Prostate cancer is the most commonly diagnosed non-skin-related cancer in men and the second leading cause of cancer deaths in American men. With the largest risk factor being age, all men have the risk of developing prostate cancer during their lifetime.
Prostate cancer, like most other forms of cancer, is easier to treat when it is diagnosed in its early stages. The most common type of prostate cancer, adenocarcinoma, can most of the time be treated by hormone deprivation therapy that specifically target androgens.
As an androgen-dependent gland, the prostate relies on androgens — a male sex hormone — to stimulate the growth of prostate cancer cells. By cutting off the supply of androgens to the cancer cells, it becomes possible to maintain or decrease the size of the prostate tumor.
However, in some cases, the cancer can become resistant to androgen-deprivation therapy (ADT). As a result, the cancer may begin to recur and potentially metastasize to distant organs.
Scientists at Cedars-Sinai Medical Center in Los Angeles predict that resistance to ADT arises due to cell transdifferentiation, which is when a cell transforms into another type of cell.
When adenocarcinoma cells become neuroendocrine cancer-type cells — a rare and more aggressive form of prostate cancer — not only are the cells androgen-independent, but they also tend to metastasize and move to different areas of the body more readily.

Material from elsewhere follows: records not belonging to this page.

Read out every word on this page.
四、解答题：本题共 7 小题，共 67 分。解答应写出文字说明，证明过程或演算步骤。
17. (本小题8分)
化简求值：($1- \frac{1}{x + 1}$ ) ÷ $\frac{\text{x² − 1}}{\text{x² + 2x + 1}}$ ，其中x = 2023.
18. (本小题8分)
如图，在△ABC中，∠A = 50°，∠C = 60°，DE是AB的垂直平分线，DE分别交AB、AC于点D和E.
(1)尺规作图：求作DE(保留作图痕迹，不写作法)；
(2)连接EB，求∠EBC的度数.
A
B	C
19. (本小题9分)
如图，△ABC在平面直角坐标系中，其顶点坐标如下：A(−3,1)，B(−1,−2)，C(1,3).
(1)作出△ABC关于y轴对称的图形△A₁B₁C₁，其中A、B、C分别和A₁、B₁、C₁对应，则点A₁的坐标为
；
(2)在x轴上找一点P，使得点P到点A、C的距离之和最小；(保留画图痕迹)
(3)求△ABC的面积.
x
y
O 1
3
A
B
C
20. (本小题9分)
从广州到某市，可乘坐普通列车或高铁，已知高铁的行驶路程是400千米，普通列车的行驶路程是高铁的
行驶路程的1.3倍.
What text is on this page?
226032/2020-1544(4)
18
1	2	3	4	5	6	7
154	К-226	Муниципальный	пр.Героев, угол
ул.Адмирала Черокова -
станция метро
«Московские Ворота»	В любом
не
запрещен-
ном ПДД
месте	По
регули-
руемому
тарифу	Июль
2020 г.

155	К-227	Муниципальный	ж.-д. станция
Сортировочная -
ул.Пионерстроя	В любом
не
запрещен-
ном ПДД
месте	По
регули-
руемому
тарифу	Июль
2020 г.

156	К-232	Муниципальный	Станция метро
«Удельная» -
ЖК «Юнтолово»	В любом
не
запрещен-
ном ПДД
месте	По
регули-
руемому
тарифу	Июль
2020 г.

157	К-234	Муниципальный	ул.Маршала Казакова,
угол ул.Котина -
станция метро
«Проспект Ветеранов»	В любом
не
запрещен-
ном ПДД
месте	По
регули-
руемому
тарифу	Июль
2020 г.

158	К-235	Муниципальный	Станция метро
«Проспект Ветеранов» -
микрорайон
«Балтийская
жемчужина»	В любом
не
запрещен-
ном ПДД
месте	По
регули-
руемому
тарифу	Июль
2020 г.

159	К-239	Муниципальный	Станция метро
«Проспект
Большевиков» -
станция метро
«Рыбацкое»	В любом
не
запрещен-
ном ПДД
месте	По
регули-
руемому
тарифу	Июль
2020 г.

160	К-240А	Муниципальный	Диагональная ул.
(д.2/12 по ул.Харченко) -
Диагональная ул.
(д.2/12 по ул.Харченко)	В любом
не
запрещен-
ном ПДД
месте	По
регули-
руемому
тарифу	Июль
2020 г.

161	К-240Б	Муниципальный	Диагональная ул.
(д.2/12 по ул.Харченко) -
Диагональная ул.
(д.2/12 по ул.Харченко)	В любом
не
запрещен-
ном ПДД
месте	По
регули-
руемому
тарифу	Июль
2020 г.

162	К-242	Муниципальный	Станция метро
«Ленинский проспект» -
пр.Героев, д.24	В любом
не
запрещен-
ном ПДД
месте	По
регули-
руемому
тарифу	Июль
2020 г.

Neil Bhowmick, co-director of the Cancer Biology Program at the Samuel Oschin Comprehensive Cancer Institute at Cedars-Sinai, said that despite receiving androgen-targeted therapy, one-fourth of patients may relapse with neuroendocrine prostate cancer while also developing resistance to treatment, according to ScienceDaily.
The investigators in the Bhowmick lab examined the tumor microenvironment (the interaction between tumor cells and non-cancerous cells) in mice in order to determine how hormone-deprivation therapy could lead to cell transformation.
Published in the Journal of Clinical Investigation, the team’s results indicated that there was an increase in the level of the amino acid glutamine in the prostate cancer microenvironment.
The raised glutamine level provided the energy necessary for the adenocarcinoma cells to transform to neuroendocrine prostate cancer cells.
“While glutamine is known to spur cancer growth, its role in prostate cancer cells to trigger reprogramming of adenocarcinoma cells into neuroendocrine cancer cells is a new and important finding,” said Roberta Gottlieb, professor of Medicine in the Department of Biomedical Sciences at Cedars-Sinai, according to ScienceDaily.
With this new finding, the investigators believe that by using a blood test that measures blood glutamine levels, doctors may be able to predict which patients are more susceptible to hormone therapy resistance.
Edwin Posadas, co-director of the Translational Oncology Program and medical directory of the Urologic Oncology Program in the Department of Medicine at Cedars-Sinai, explained the future implications of the study.
“The study raises the possibility that a simple blood test measuring glutamine might be able to pinpoint when androgen-targeted therapy is failing in a prostate cancer patient and even predict when therapy resistance will occur,” Posadas said in a press release.
Ongoing research is currently being designed to test this new hypothesis.